Its Time to Improve You’re Grammar!

At last, I’ve found the proper context for referencing birds that are angry…

Forgive me, gentle readers, but I’m about to go medieval on your collective derrieres. Every day, you see online that which makes me cringe. Every day, one more business owner or professional communicates to the online world, “I can’t be bothered opening up a print or online dictionary when drafting my current blog post/e-newsletter/online article.”

You meet someone at a networking event, have a fabulous conversation, take their business card home in your sweaty, hand sanitizer-free mitts, access their website in anticipation of a second impression to match your first impression, but then there it is, a major faux pas in plain sight. What is it that frays the fragile gossamer thread inside my brain? What is the grammatical sound and fury that takes hold of me and burns like fire ant pincers? I’ll tell you what it is – it is it’s, its, you’re and your!

For the love of all that is pure and proper in this world, do yourself a favor and use these tiny, tiny words correctly. I will make it easy for you to do so right here, right now:

  • The word “it’s” is a contraction. According to my trusty Merriam-Webster’s Collegiate (Tenth Edition), a contraction is: “…a shortening of a word, syllable, or word group by omission of a sound or letter.” In this particular case, “it’s” represents the two words “it is” and also, “it has.” So instead of saying, “It is a low-down, dirty shame my virtual snowman has frostbite,” you can just say, “It’s a low-down, dirty shame…” Whenever you mean to say “it is” or “it has” but want to economize your usage, you can just say “it’s.”
  • The word “its” without the apostrophe is generally used to indicate a possessive tense or state of being: My dog chased its tail like a whirling dervish. The child flew its kite all day without a care in the world. The last piece of snozzberry-rhubarb pie was eaten by its proud creator. Think of your own silly example; “its” is not, and never will be, a substitute for “it is.”
  • The word “you’re” is another handy contraction, representing the words “you are.” This is not a possessive word. From time to time it may be an angry (birds!) word, but most definitely not possessive! If someone writes that you’re a fragrant summer flower in a field of scentless winter wheat, just smile and send a thank you. If someone else writes that you’re eyes are like limpid pools of cleaning fluid, before you redirect that person’s email to your spam/junk filter, reply that they are grammatically incorrect…
  • The word “your” is generally used to indicate a possessive tense or state of being: When driving north on Conundrum Road, the turn for Puzzlement Place will be on your right. Your shoes are absolutely darling, darling. Do you mind if we dance with your dates (if you know this movie quote, please comment)? See how easy grammar can be?

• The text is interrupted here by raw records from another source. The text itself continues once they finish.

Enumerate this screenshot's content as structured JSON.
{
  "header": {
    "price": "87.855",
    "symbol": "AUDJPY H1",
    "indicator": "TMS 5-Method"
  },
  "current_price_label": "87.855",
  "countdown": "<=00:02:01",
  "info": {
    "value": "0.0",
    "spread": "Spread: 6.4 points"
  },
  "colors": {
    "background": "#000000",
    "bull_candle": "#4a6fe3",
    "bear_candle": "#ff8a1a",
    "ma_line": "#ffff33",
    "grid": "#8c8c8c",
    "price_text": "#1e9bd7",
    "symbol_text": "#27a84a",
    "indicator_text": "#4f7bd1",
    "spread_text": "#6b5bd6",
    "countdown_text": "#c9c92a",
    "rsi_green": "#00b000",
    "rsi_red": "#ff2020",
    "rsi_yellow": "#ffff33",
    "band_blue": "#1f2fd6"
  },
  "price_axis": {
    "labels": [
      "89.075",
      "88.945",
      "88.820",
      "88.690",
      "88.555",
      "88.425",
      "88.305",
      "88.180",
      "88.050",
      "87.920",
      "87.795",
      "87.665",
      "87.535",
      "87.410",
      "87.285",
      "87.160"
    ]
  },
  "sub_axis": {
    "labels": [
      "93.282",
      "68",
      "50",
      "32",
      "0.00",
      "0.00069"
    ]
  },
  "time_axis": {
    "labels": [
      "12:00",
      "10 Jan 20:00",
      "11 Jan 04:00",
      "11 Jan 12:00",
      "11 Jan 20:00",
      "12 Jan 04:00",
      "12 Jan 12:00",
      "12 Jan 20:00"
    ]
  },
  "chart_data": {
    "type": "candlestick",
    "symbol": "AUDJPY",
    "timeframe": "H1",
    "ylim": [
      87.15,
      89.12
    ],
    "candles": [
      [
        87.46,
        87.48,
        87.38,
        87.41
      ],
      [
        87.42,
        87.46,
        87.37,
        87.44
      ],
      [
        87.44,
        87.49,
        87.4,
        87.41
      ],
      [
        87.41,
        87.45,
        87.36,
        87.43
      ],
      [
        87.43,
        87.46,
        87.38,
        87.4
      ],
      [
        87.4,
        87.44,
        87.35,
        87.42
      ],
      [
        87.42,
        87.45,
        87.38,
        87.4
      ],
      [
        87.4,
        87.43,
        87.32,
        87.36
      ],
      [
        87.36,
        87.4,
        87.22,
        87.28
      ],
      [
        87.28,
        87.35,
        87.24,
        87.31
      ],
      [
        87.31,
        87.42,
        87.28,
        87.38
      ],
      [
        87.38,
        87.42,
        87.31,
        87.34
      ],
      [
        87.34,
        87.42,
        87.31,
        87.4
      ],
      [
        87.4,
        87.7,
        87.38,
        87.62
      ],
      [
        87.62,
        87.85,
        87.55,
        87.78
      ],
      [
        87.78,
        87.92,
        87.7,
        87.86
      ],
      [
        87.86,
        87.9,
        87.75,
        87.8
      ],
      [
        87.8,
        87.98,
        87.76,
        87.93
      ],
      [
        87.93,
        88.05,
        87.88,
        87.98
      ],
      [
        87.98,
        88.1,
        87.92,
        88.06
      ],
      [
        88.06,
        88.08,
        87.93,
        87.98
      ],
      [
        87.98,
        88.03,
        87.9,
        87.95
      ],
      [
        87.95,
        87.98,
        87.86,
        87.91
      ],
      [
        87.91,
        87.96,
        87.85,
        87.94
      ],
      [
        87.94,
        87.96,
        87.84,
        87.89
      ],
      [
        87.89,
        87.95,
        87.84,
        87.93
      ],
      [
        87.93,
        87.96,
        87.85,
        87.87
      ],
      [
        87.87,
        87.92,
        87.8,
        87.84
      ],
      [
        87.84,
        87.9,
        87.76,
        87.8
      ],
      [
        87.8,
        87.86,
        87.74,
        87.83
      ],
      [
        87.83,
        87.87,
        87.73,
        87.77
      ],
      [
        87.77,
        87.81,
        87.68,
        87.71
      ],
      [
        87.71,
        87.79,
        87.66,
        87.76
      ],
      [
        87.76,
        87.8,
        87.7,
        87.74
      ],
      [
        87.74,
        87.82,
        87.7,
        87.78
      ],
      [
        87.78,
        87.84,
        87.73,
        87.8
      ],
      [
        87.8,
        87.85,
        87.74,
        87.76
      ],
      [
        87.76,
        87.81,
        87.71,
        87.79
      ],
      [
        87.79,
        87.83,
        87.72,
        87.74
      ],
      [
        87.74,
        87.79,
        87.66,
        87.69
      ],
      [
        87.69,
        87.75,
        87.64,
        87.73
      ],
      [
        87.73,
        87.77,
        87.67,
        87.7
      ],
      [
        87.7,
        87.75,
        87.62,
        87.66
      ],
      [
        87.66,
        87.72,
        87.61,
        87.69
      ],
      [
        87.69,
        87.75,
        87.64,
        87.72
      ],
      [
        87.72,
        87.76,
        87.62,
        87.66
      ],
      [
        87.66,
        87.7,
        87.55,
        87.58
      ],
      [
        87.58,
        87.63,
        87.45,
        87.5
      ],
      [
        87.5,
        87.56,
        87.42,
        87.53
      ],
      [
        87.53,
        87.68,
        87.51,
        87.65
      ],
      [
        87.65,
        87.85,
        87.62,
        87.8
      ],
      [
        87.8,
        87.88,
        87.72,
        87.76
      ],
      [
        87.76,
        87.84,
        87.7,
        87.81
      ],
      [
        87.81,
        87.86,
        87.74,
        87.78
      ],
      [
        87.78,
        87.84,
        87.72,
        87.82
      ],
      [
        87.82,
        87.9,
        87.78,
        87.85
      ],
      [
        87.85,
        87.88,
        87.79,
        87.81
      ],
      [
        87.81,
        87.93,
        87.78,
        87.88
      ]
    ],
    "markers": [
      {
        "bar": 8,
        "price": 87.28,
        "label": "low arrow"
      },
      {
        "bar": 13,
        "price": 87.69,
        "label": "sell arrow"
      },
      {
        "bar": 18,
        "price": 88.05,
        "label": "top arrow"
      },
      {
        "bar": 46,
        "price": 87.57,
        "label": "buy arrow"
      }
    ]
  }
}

When next you draft an email or online marketing effort, please remember that spell check won’t always be a reliable friend regarding contractions versus possessive words. When in doubt, proofread to ensure proper word usage. You are quite welcome; it is always a pleasure to help…

4 Responses to Its Time to Improve You’re Grammar!

  1. Perhaps another suggestion to get your point across is to send “The Wolf”. You happy now m*#@*$f*%&#%. I like the angry birds. Did you get approval to use them?

  2. Hello Mark,

    Thanks for stopping by – as the Angry Birds photo was taken at someone’s request and resides on my iPhone, I believe that is all the approval I need. For visitors who may be wondering, Mark Shapiro is my husband, and his interesting suggestion references the movie ‘Pulp Fiction’. It’s the scene regarding “The Bonnie Situation” when John Travolta and Samuel L. Jackson need help cleaning up a mess in their car…

  3. You’re an Angel! And YES it’s going to be a cold day in Hell before you dance with my dates!

    Of course it is the movie where Blues legend Robert Cray is in the “House” band—

    What an Animal Domicile!

    • Hi Gene,

      Methinks you were in Facebook sometime today, yes? Thanks so much for stopping by and reading the entire post. You are correct, sir – “Do you mind if we dance with your dates?” is from ‘Animal House’. I’m going to speculate that perhaps you’re a fan of this film. I hope you thought my grammar lesson entertaining AND helpful!